Le groupe de travail Politique extérieure de la Plateforme droits humains des ONG a publié le document de discussion «Droits humains et politique extérieure de la Suisse – Où est la cohérence ?».

Ce document de 40 pages a servi de support de discussion lors de la réunion annuelle de la Plateforme droits humains des ONG, le 19 juin 2017 à Berne («Parler des droits humains c’est bien. Agir c’est mieux»). Des représentant·e·s des milieux scientifiques, de la politique et de l’administration fédéral et notamment des organisations des droits de l’homme et des personnes du grand public ont discuté des solutions possibles pour plus de cohérence des droits humains dans la politique extérieure.

Contenu de l'étude

Les droits humains sont de plus en plus menacés, que ce soit par des conflits armés, par la lutte contre le terrorisme, par les politiques mises en place pour empêcher les migrations, par le nombre croissant de régimes autoritaires et par une mondialisation effrénée dont on ne compte plus les perdant·e·s. Pour un petit pays comme la Suisse, il est pourtant essentiel que la communauté des États respecte le droit international. En tant que pays dépositaire des Conventions de Genève et siège de plusieurs organes des Nations Unies, la Suisse a une responsabilité particulière envers les droits humains. Pour pouvoir en être un représentant crédible, elle doit mener une politique extérieure en accord avec les droits humains, autrement dit une politique extérieure cohérente. Les défis qui en découlent sont à l’origine du présent document.

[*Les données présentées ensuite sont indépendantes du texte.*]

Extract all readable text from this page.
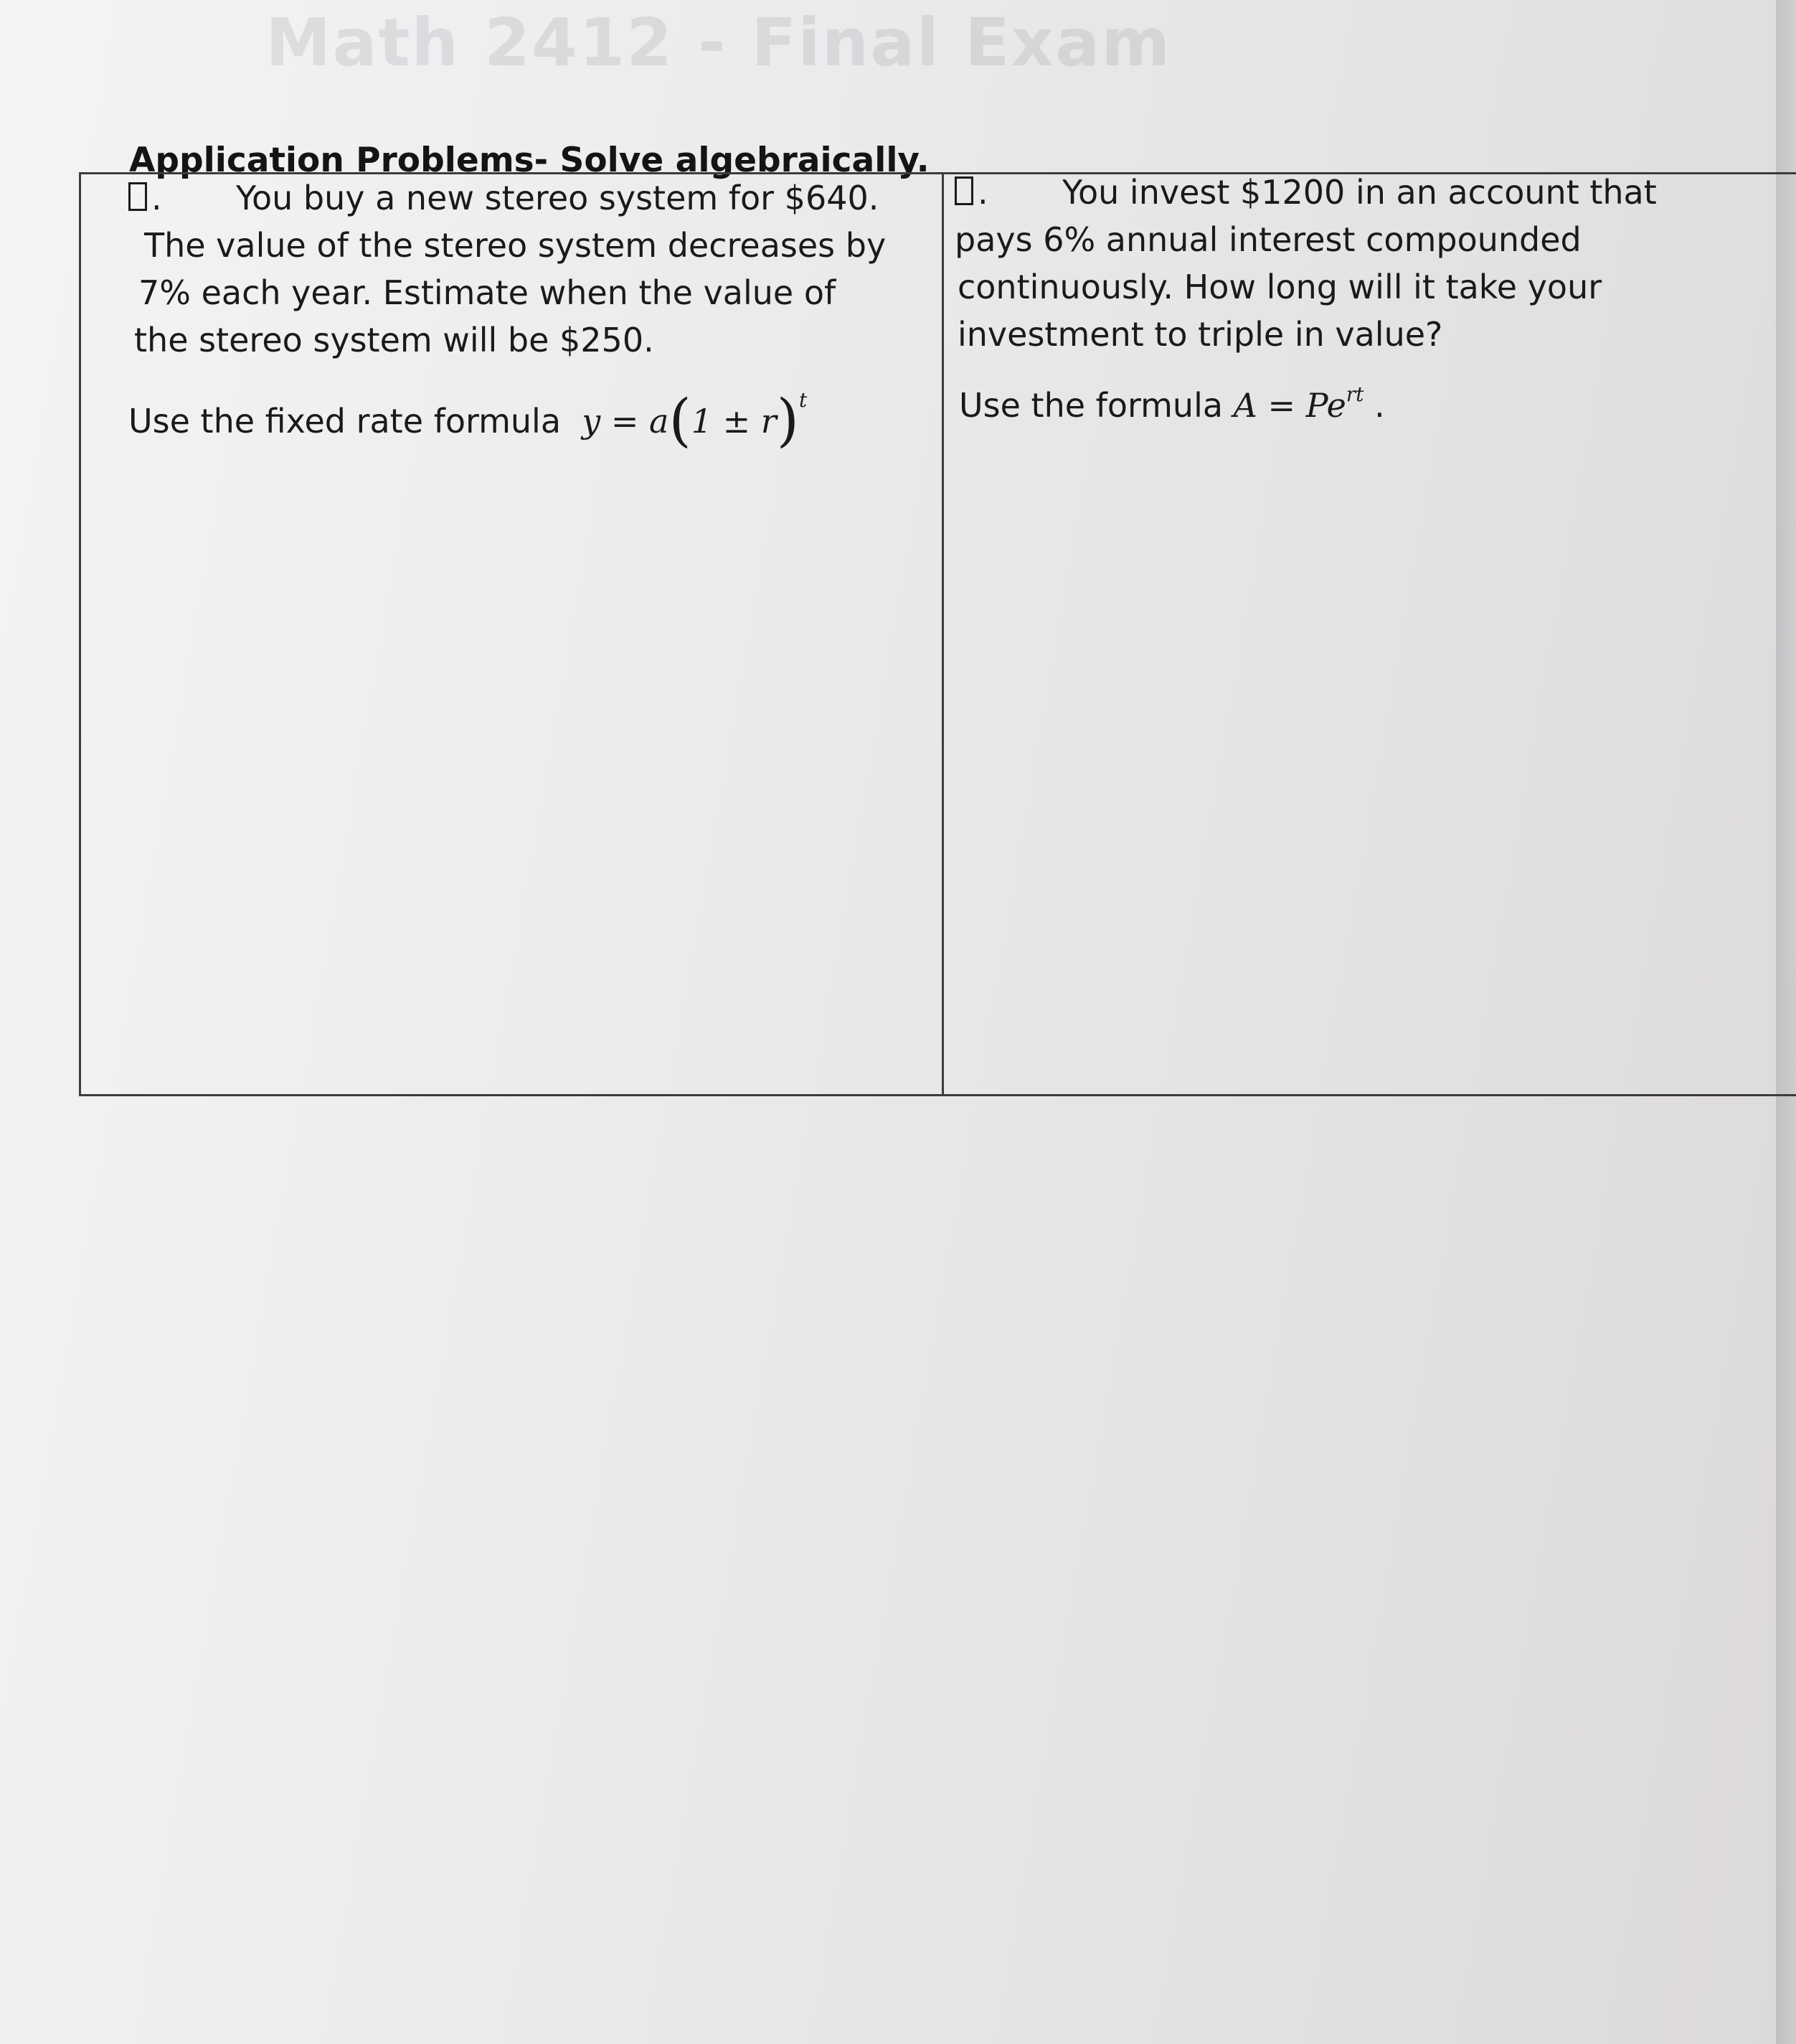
Math 2412 - Final Exam
Application Problems- Solve algebraically.
. You buy a new stereo system for $640.
The value of the stereo system decreases by
7% each year. Estimate when the value of
the stereo system will be $250.
Use the fixed rate formula $y = a(1 \pm r)^t$
. You invest $1200 in an account that
pays 6% annual interest compounded
continuously. How long will it take your
investment to triple in value?
Use the formula $A = Pe^{rt}$ .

Qu'est-ce qu'une politique extérieure cohérent en matière de droits humains?

Mener une politique extérieure cohérente en matière de droits humains signifie que tous les domaines politiques et les unités administratives assument activement leur part de responsabilité dans le respect et la promotion des droits humains universels. Une telle politique se définit selon trois dimensions:

  • Dimension  verticale : toute action entreprise dans le domaine de la politique extérieure doit être évaluée à l’aune des droits humains afin de s’assurer qu’elle les respecte et qu’elle renforce le système de protection des libertés individuelles.
  • Dimension  horizontale : aucune politique extérieure sectorielle (économie, commerce, sécurité, maintien de la paix, coopération  au  développement,  migration,  genre,  environnement, santé, etc.) ne doit appliquer de mesures qui contredisent les principes et les buts de la politique extérieure de la Suisse en matière de droits humains.
  • Dimension  transversale : les  contradictions  entre  la  politique  extérieure et certains domaines de la politique intérieure doivent être systématiquement traitées au niveau politique.

Des conditions cadres claires mais une mise en ouvre qui laisse à désirer

Dans un premier temps, le présent document analyse les conditions cadres juridiques et politiques d’une politique extérieure cohérente  en  matière  de  droits  humains.  En  font  partie  la Constitution  fédérale,  les  engagements  contraignants  de  la Suisse envers le droit international, les traités internationaux tels que l’Agenda 2030 de l’ONU, et enfin, la stratégie politique et les déclarations publiques du Conseil fédéral.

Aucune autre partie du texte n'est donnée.